Glawe's Outlook

Tuesday, May 13, 2008

All worth it

With the passing of Mother's Day, I can't help but reflect on all that we, as mothers, have had to put up with raising our kids.

Aww, the wonderful smells that came out of those pretty little babies; who could've thought!

All the whining in the stores for treats and toys - and giving in more than once (or twice) to prevent a bigger scene from occurring.

Looking back on old videos I realize that I was a foreign language interpreter - listening carefully to the so called words coming out of those little mouths as they began talking. Only a mother (or father) can understand the dialect of their household - everyone else looks at the child and questions, "huh?"

And I wonder how I made it all those scary moments - one bouncing down a flight of (carpeted) steps in his walker, one running towards a moving helicopter at the Balloon Days event, one getting out of his car seat and opening the van door while going around a curve (quick-acting dad pulled on him in the nick of time to keep him from falling out and the one that pulled the fire alarm at the school and how worried we were of the repercussions. (Oh, all these incidences involved the same boy - no wonder my hair is so gray.)

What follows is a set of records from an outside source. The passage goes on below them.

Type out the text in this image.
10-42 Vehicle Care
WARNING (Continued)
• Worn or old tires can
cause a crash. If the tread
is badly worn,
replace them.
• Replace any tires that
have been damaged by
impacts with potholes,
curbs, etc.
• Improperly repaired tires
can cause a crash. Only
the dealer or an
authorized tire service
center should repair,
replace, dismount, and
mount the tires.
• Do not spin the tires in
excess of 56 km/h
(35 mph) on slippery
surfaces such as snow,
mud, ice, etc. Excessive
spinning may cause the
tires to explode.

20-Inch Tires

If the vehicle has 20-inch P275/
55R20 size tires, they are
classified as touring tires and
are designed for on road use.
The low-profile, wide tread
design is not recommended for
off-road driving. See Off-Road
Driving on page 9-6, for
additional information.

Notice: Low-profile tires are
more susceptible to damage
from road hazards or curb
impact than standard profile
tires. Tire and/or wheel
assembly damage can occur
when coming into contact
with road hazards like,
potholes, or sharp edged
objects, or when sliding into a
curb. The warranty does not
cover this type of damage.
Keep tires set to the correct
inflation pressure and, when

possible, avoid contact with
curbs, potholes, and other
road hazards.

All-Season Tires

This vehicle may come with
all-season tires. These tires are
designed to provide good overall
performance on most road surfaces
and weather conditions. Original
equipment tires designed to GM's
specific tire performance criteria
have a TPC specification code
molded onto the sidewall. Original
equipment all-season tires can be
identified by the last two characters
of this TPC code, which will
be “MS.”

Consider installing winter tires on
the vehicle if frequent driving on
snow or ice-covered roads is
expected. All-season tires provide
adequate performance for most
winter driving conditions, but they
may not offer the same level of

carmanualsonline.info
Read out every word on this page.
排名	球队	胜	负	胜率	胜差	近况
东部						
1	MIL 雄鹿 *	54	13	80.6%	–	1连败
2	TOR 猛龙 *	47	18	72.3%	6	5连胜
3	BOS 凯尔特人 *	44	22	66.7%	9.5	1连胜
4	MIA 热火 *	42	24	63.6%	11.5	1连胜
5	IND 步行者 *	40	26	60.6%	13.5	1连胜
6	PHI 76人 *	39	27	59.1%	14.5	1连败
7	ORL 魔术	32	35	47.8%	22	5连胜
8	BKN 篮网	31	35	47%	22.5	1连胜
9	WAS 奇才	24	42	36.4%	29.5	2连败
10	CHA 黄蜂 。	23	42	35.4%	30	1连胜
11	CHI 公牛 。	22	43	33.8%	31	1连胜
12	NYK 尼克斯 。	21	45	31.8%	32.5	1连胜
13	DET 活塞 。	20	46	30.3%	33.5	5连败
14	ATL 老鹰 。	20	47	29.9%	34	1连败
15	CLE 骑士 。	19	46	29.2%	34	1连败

And there was all the consoling that was done - to the one who jumped from the treadmill after being dared and ending up with a broken arm, the one who got stung twice by wasps at the park, the one who fell from her bike on a ride half-mile from home (and consoling the sister who couldn't bear to see her bleeding) and the one who split his chin open on jump into the swimming pool.

As they have gotten older - the constant mood changes, the "I can do what I want" attitudes and the "can I drive, please?" heard from the learning drivers (and giving in to them while silently praying until we were safely to our destination).

And now as they are licensed drivers, waiting up worrying for them until they are safely home. "You worry too much" they tell me so often.

And I always will.

Sitting through umpteen concerts of (at first) squeaky horns, the team efforts and tough defeats of sports, the hundreds of dollars spent at the concession stands and the wearing out of tires necessary to get to all the events.

But it's been worth it. I wouldn't trade being a mom for anything in the whole world.